Meet Herbig-Haro object HH 46/47, a very energetic youngster of a star 1,400 light-years away.

A star is born. Meet Herbig-Haro object HH 46/47. (Click to enlarge.)
ESO/ALMA (ESO/NAOJ/NRAO)/H. Arce. Acknowledgements: Bo Reipurth

Everyone welcome another newborn to our galaxy. For now, we only know her as the Herbig-Haro object HH 46/47 (and I thought the hyphenated names in my family were clunky), and she's already a beauty. If you want to visit the new member of the family, you might want to leave soon, as she's located 1,400 light-years away in the southern constellation Vela.

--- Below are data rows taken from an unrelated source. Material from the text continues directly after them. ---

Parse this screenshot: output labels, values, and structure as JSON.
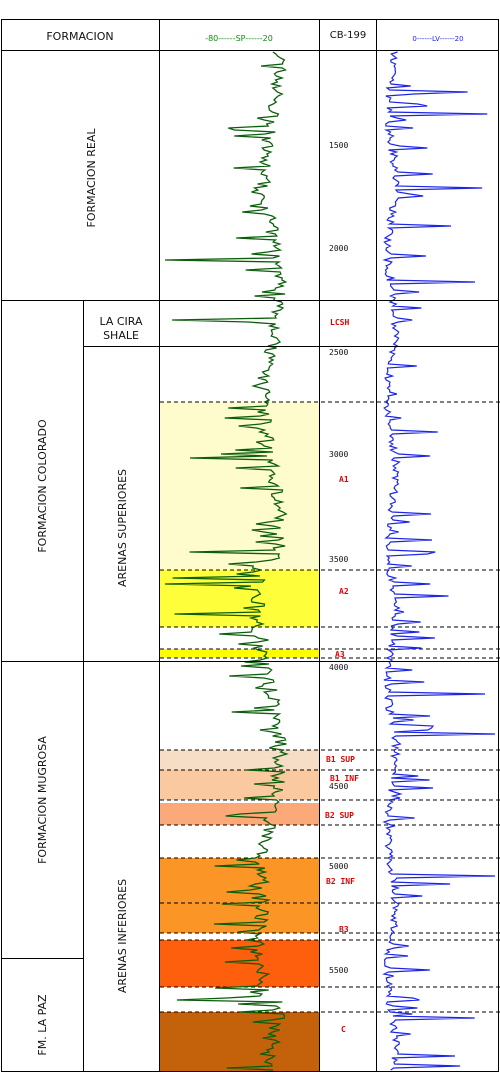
{
  "headers": {
    "formation": "FORMACION",
    "sp_scale": "-80------SP------20",
    "well": "CB-199",
    "lv_scale": "0------LV------20"
  },
  "formations": {
    "real": "FORMACION REAL",
    "colorado": "FORMACION COLORADO",
    "mugrosa": "FORMACION MUGROSA",
    "la_paz": "FM. LA PAZ"
  },
  "members": {
    "la_cira_line1": "LA CIRA",
    "la_cira_line2": "SHALE",
    "arenas_superiores": "ARENAS SUPERIORES",
    "arenas_inferiores": "ARENAS INFERIORES"
  },
  "depth_labels": [
    "1500",
    "2000",
    "2500",
    "3000",
    "3500",
    "4000",
    "4500",
    "5000",
    "5500"
  ],
  "zone_labels": [
    "LCSH",
    "A1",
    "A2",
    "A3",
    "B1 SUP",
    "B1 INF",
    "B2 SUP",
    "B2 INF",
    "B3",
    "C"
  ],
  "zones": [
    {
      "name": "A1",
      "color": "#fefbcc"
    },
    {
      "name": "A2",
      "color": "#fefe3a"
    },
    {
      "name": "A3",
      "color": "#fefe00"
    },
    {
      "name": "B1 SUP",
      "color": "#f6ddc6"
    },
    {
      "name": "B1 INF",
      "color": "#fbc99f"
    },
    {
      "name": "B2 SUP",
      "color": "#fba979"
    },
    {
      "name": "B2 INF",
      "color": "#fa9526"
    },
    {
      "name": "B3",
      "color": "#fd5f0d"
    },
    {
      "name": "C",
      "color": "#c4620c"
    }
  ],
  "colors": {
    "sp_curve": "#0c5e0c",
    "lv_curve": "#1e26e5",
    "zone_label": "#e00000",
    "grid": "#000000"
  }
}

The above image combines radio observations from the European Southern Observatory's Chile-based Atacama Large Millimeter/submillimeter Array (ALMA) with much shorter wavelength visible light observations from ESO's New Technology Telescope (NTT). According to the ESO, the ALMA observations are seen in orange and green to the lower right of the newborn star, and reveal a large energetic jet moving away from us. The pink and purple shapes to the left are parts of the jet that can be observed through visible light that is streaming partly in our direction.

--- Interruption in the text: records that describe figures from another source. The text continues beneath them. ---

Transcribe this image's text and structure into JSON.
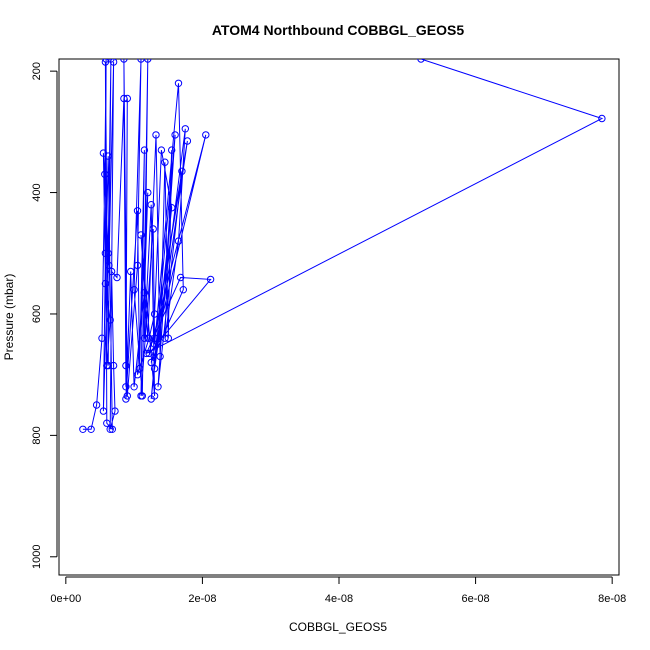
{
  "chart_data": {
    "type": "line",
    "title": "ATOM4 Northbound COBBGL_GEOS5",
    "xlabel": "COBBGL_GEOS5",
    "ylabel": "Pressure (mbar)",
    "x_ticks": [
      0,
      2e-08,
      4e-08,
      6e-08,
      8e-08
    ],
    "x_tick_labels": [
      "0e+00",
      "2e-08",
      "4e-08",
      "6e-08",
      "8e-08"
    ],
    "y_ticks": [
      200,
      400,
      600,
      800,
      1000
    ],
    "y_tick_labels": [
      "200",
      "400",
      "600",
      "800",
      "1000"
    ],
    "xlim": [
      -1e-09,
      8.1e-08
    ],
    "ylim": [
      1030,
      180
    ],
    "y_reversed": true,
    "grid": false,
    "line_color": "#0000ff",
    "marker": "open-circle",
    "series": [
      {
        "points": [
          [
            2.5e-09,
            790
          ],
          [
            3.7e-09,
            790
          ],
          [
            4.5e-09,
            750
          ],
          [
            5.3e-09,
            640
          ],
          [
            5.7e-09,
            370
          ],
          [
            5.9e-09,
            180
          ],
          [
            5.8e-09,
            500
          ],
          [
            5.5e-09,
            760
          ],
          [
            6.2e-09,
            500
          ],
          [
            6.6e-09,
            180
          ],
          [
            6.2e-09,
            685
          ],
          [
            5.8e-09,
            185
          ],
          [
            6e-09,
            780
          ],
          [
            6.8e-09,
            790
          ],
          [
            6.2e-09,
            340
          ],
          [
            5.8e-09,
            550
          ],
          [
            6.5e-09,
            610
          ],
          [
            6e-09,
            685
          ],
          [
            5.5e-09,
            335
          ],
          [
            6.3e-09,
            520
          ],
          [
            7e-09,
            185
          ],
          [
            6.5e-09,
            790
          ],
          [
            7.2e-09,
            760
          ],
          [
            7e-09,
            685
          ],
          [
            6.7e-09,
            530
          ],
          [
            7.5e-09,
            540
          ],
          [
            8.5e-09,
            245
          ],
          [
            8.8e-09,
            685
          ],
          [
            9e-09,
            245
          ],
          [
            8.8e-09,
            720
          ],
          [
            8.5e-09,
            180
          ],
          [
            9e-09,
            735
          ],
          [
            1.05e-08,
            520
          ],
          [
            1.1e-08,
            180
          ],
          [
            1e-08,
            560
          ],
          [
            1.12e-08,
            735
          ],
          [
            1.2e-08,
            180
          ],
          [
            1.15e-08,
            640
          ],
          [
            1.25e-08,
            420
          ],
          [
            1.3e-08,
            735
          ],
          [
            1.1e-08,
            470
          ],
          [
            1.2e-08,
            640
          ],
          [
            1.32e-08,
            305
          ],
          [
            1.38e-08,
            670
          ],
          [
            1.45e-08,
            350
          ],
          [
            1.5e-08,
            640
          ],
          [
            1.55e-08,
            330
          ],
          [
            1.45e-08,
            640
          ],
          [
            1.65e-08,
            480
          ],
          [
            1.75e-08,
            295
          ],
          [
            1.3e-08,
            690
          ],
          [
            1.78e-08,
            315
          ],
          [
            1.3e-08,
            640
          ],
          [
            1.7e-08,
            365
          ],
          [
            1.35e-08,
            720
          ],
          [
            1.6e-08,
            305
          ],
          [
            1.25e-08,
            740
          ],
          [
            1.55e-08,
            425
          ],
          [
            1.4e-08,
            330
          ],
          [
            1.3e-08,
            600
          ],
          [
            1.22e-08,
            640
          ],
          [
            1.05e-08,
            700
          ],
          [
            1.2e-08,
            400
          ],
          [
            1.15e-08,
            565
          ],
          [
            1e-08,
            720
          ],
          [
            9.5e-09,
            530
          ],
          [
            8.8e-09,
            740
          ],
          [
            1.05e-08,
            430
          ],
          [
            1.08e-08,
            690
          ],
          [
            1.15e-08,
            330
          ],
          [
            1.1e-08,
            735
          ],
          [
            1.28e-08,
            460
          ],
          [
            1.3e-08,
            650
          ],
          [
            1.65e-08,
            220
          ],
          [
            1.72e-08,
            560
          ],
          [
            1.25e-08,
            680
          ],
          [
            2.05e-08,
            305
          ],
          [
            1.22e-08,
            665
          ],
          [
            2.12e-08,
            543
          ],
          [
            1.68e-08,
            540
          ],
          [
            1.18e-08,
            665
          ],
          [
            7.85e-08,
            278
          ],
          [
            5.2e-08,
            180
          ]
        ]
      }
    ]
  }
}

In plainer English, what we're seeing here is a new star shooting off material at speeds up to 1 million kilometers per hour. As that material collides with surrounding gas, it glows.

ALMA, which was actually still under construction at the time of the observations, provides sharper images than its predecessors, allowing scientists to determine that those crazy, glowing streams of stellar afterbirth are being ejected at higher speeds than previously measured and carrying more energy and momentum than previously thought.

"ALMA's exquisite sensitivity allows the detection of previously unseen features in this source, like this very fast outflow," explained Yale's Héctor Arce, who was lead author on a paper (PDF) detailing the observations.